Genetic counselors often see the same soberly heartbreaking planning at play in their Huntington's patients. Liz Kearney remembers one young man she worked with, whose career options lay before him.
"He was in his early 20s and was thinking about medical school," she says. "A lot of people in his family were physicians. But he was also thinking, 'If I'm going to develop Huntington's, I don't want to spend the next 10 years doing med school and then a residency. Because by the time I got out of school I'd be starting to watch for symptoms. I'd be limited in terms of how long I'd be able to practice.' He thought: 'This knowledge is empowering. Whether I have the gene or I don't will determine my path.' So he proceeded with testing. He was positive. He decided not to go to med school and he opened a sporting goods shop. You can't treat Huntington's, so having that knowledge didn't make a difference in terms of his medical treatment. But in terms of his life decisions, it was critical."

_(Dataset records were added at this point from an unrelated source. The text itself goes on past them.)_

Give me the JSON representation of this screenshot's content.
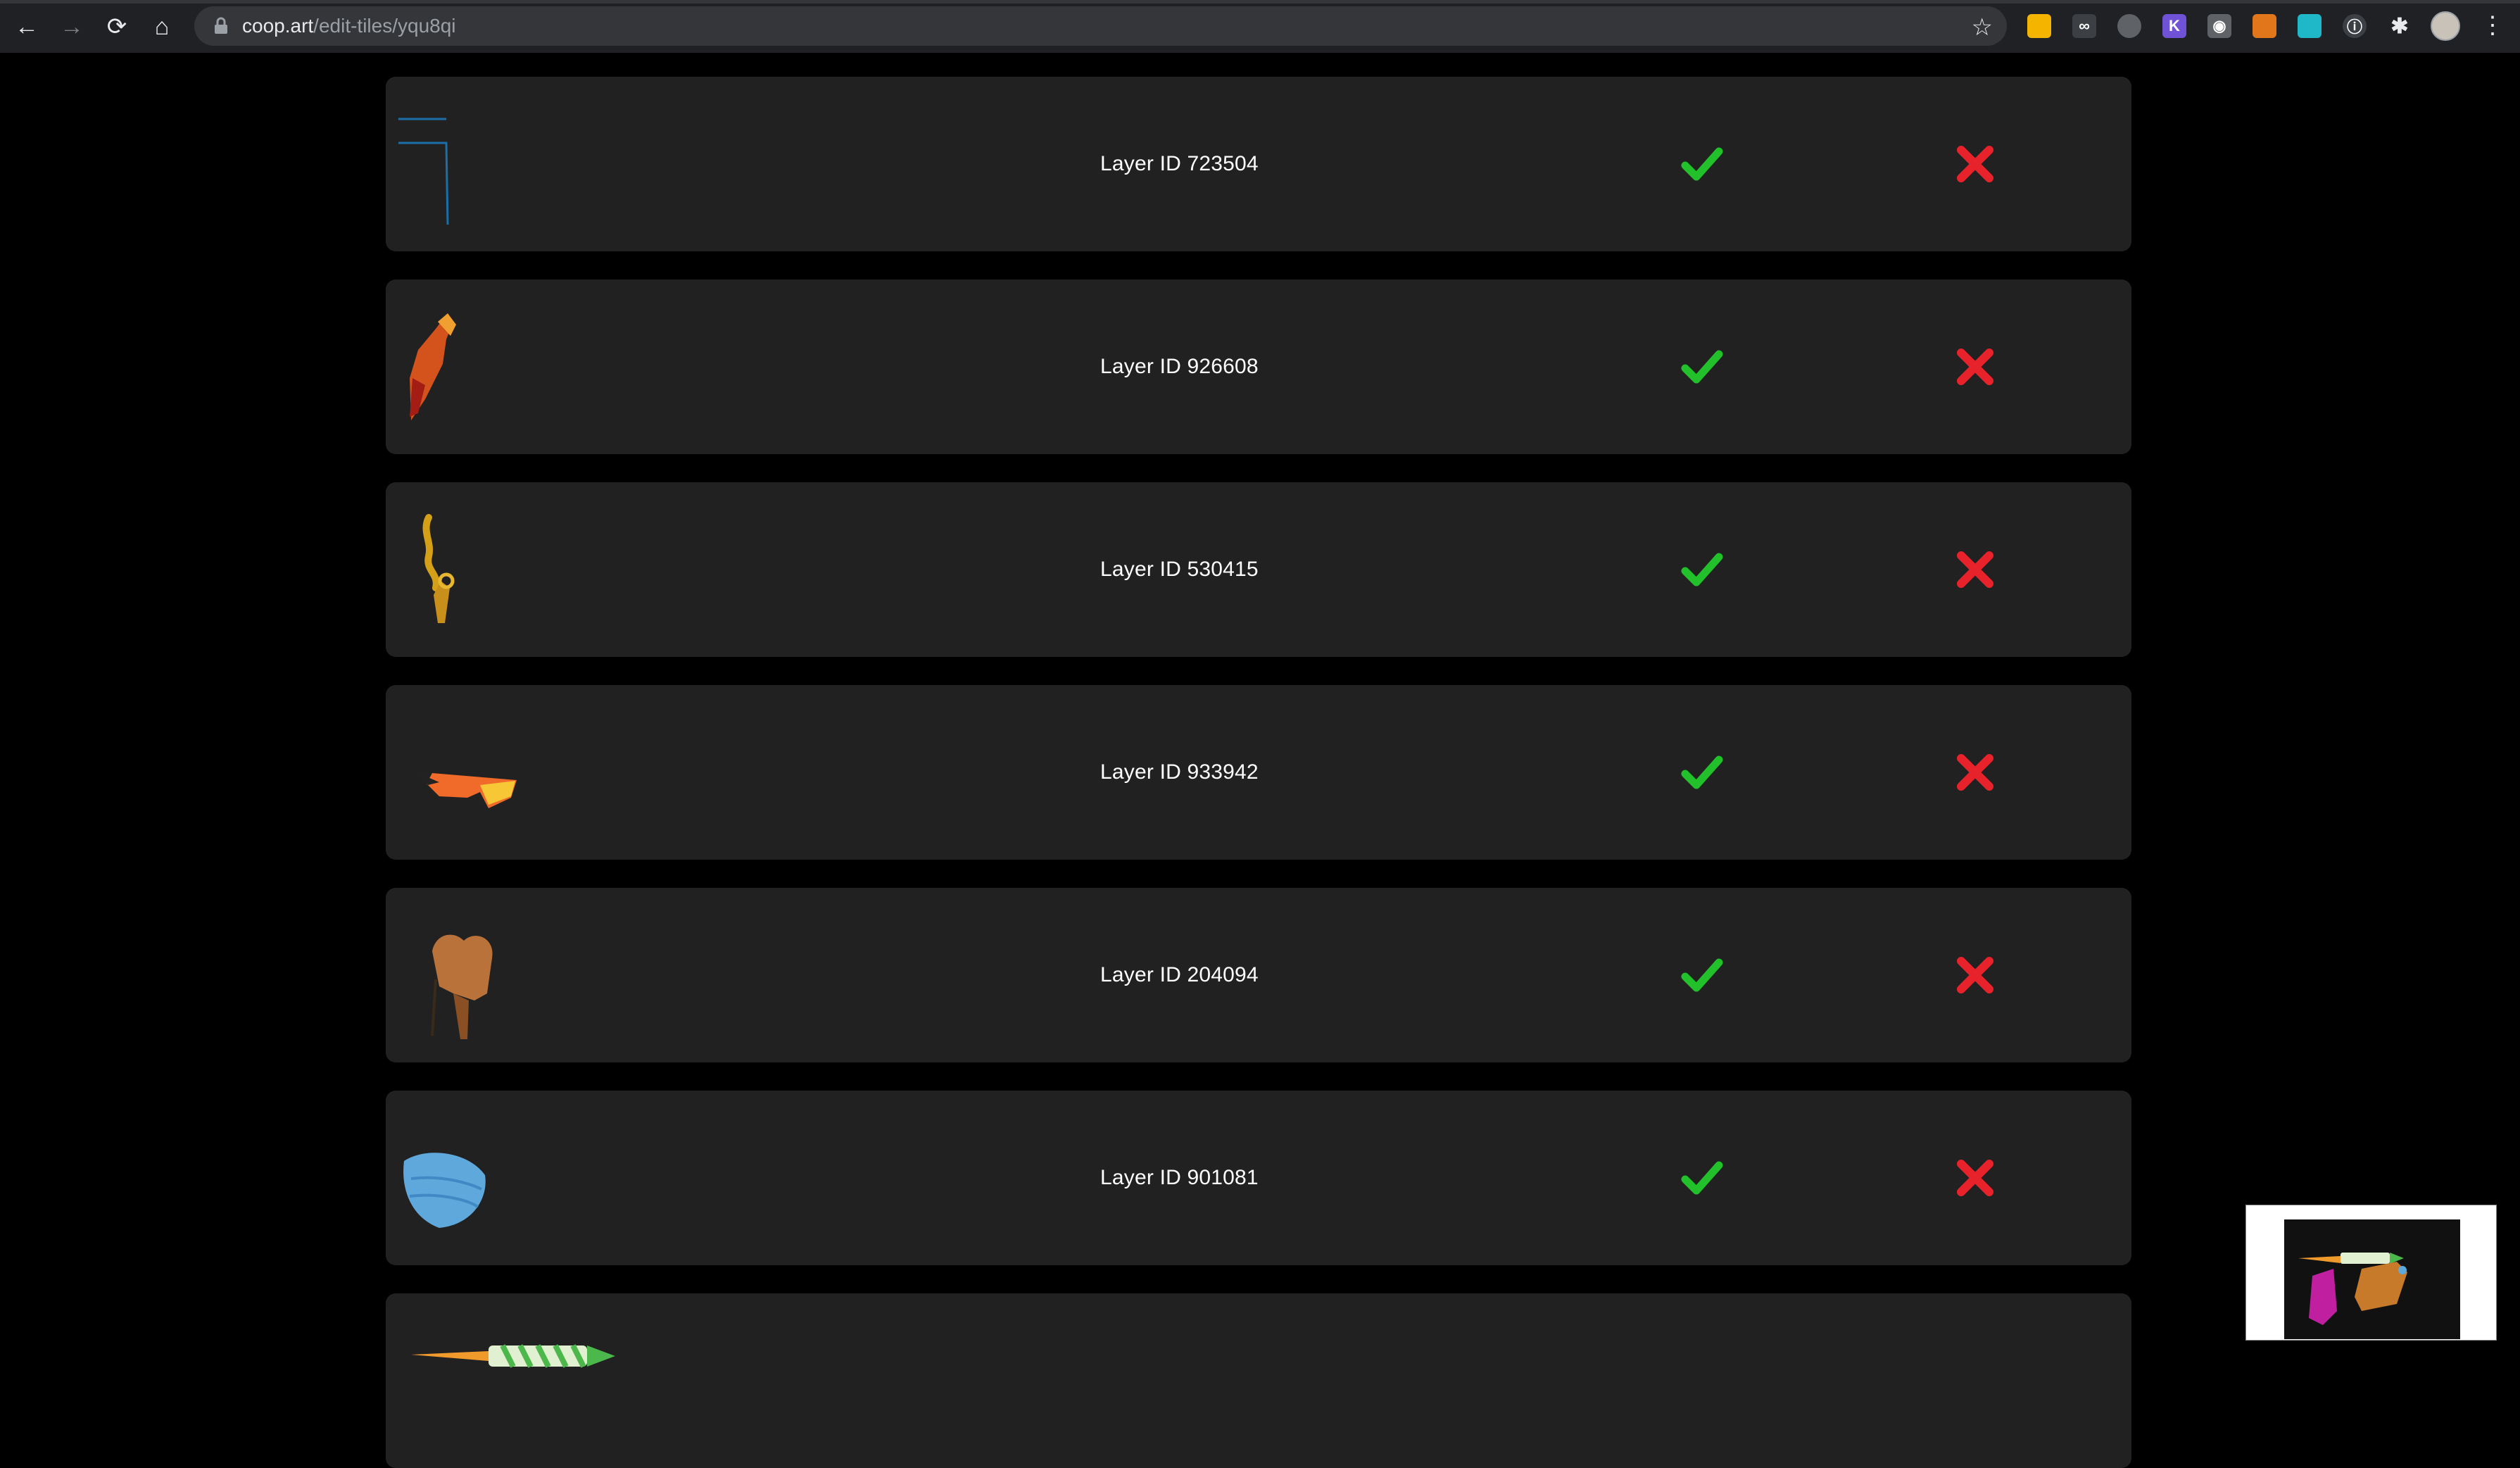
{
  "browser": {
    "url_host": "coop.art",
    "url_path": "/edit-tiles/yqu8qi"
  },
  "rows": [
    {
      "label": "Layer ID 723504",
      "thumb": "blue-lines-icon"
    },
    {
      "label": "Layer ID 926608",
      "thumb": "fire-horse-icon"
    },
    {
      "label": "Layer ID 530415",
      "thumb": "gold-chain-icon"
    },
    {
      "label": "Layer ID 933942",
      "thumb": "sunglasses-icon"
    },
    {
      "label": "Layer ID 204094",
      "thumb": "saddle-icon"
    },
    {
      "label": "Layer ID 901081",
      "thumb": "face-mask-icon"
    },
    {
      "label": "",
      "thumb": "firework-rocket-icon"
    }
  ],
  "colors": {
    "approve": "#22c02a",
    "reject": "#e8222a",
    "row_bg": "#212121"
  }
}
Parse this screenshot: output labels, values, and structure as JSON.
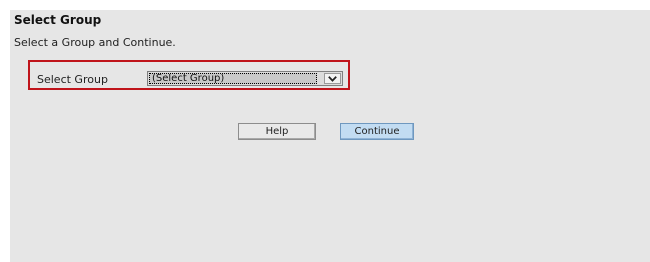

There is another reason one might want to be tested. There may be no cure now, but you are in a position to help get one found.
A few years ago, Google's Sergey Brin took a genomic test that revealed a vulnerability to Parkinson's—another of those devastating, progressive diseases for which there is as yet no treatment. Brin has since pumped millions into Parkinson's research. It is enough money, perhaps, to "move the needle." If he becomes symptomatic, years down the road, there might be a cure.

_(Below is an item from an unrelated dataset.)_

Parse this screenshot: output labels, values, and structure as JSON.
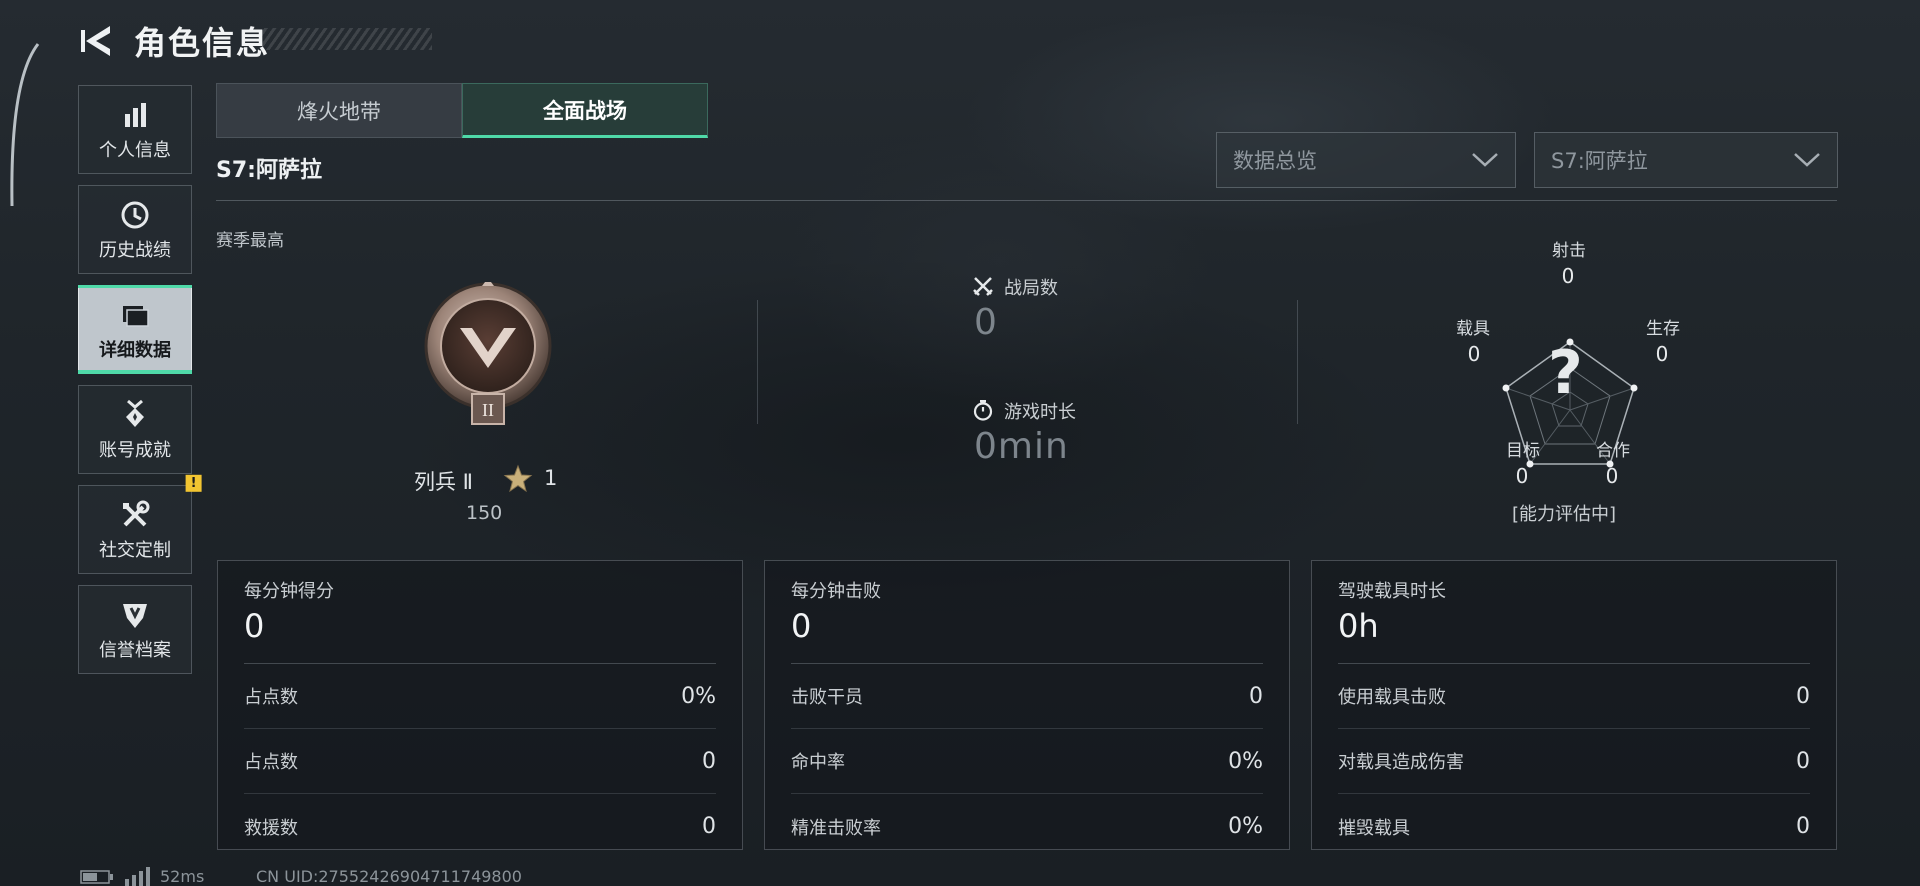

Similarly, one reason Alzheimer's research has been a bust is that drug treatments have been tested on symptomatic patients—and once the plaques have developed, it's now thought, it's too late for a cure. Real progress may yet depend on subjects who are as yet nonsymptomatic—because drug treatment may yet be effective for them.
At some point in her decision process to be tested for the breast-cancer gene, Bonnie Beaver realized the decision wasn't just about her. What her test revealed could potentially influence other family members with their own choices.
And it did.
"For the cost of a cheap suit," says Canadian health-policy expert Tim Caulfield, anyone can spit in a vial, pop it in the mail, and have their genome read by a direct-to-consumer testing outfit like 23andme or Navigenex. In this model, a few hundred thousand genetic markers potentially linked to diseases and traits are read. They're called SNPs (pronounced "snips")—single nucleotide polymorphisms.

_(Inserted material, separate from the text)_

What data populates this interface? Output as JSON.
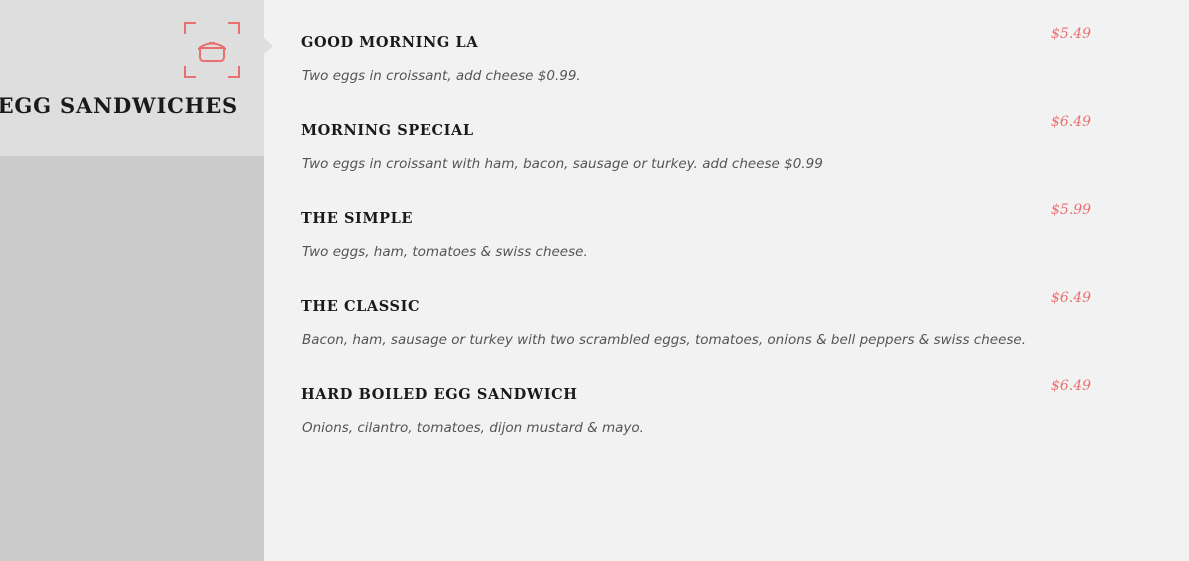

But when it comes to uncovering genetic vulnerability that is worthwhile, let alone actionable, direct-to-consumer testing is a very different tool than is testing for particular afflictions. The ease and range of these mail-order tests come at the expense of accuracy. In one study, the U.S. Government Accountability Office (GAO) hired donors to take tests offered by 10 different consumer-genetics-testing companies. Those donors, according to the GAO, "often received disease risk predictions that varied across the four companies, indicating that identical DNA samples yield contradictory results."
As far as whole-genome glimpses go, a more promising strategy may be a technique called copy-number variation genomic micro-arrays. The procedure scans the entire genome, and when it discovers abnormalities it flags spots that may be significant. All the flags sit atop potentially high-value targets. "Basically, you're covering a three billion base pair genome with two million probes," says Edward McCabe. The technique has been used at hospitals such as UCLA since 2006.
Scientists predict that the cost of whole-genome sequencing may drop to less than a thousand bucks. This price point, one that many think will "democratize" genetic testing—may be less than five years away. But while it'll be vastly more useful than current direct-to-consumer testing, don't expect miracles of accuracy even then.
"If we're learning to live with uncertainty with the micro-array data, there'll be even more uncertainty with full sequencing," McCabe says. "The equipment is touted at 99.99 percent accurate. In a genome of six billion base pairs, that means 3 million errors."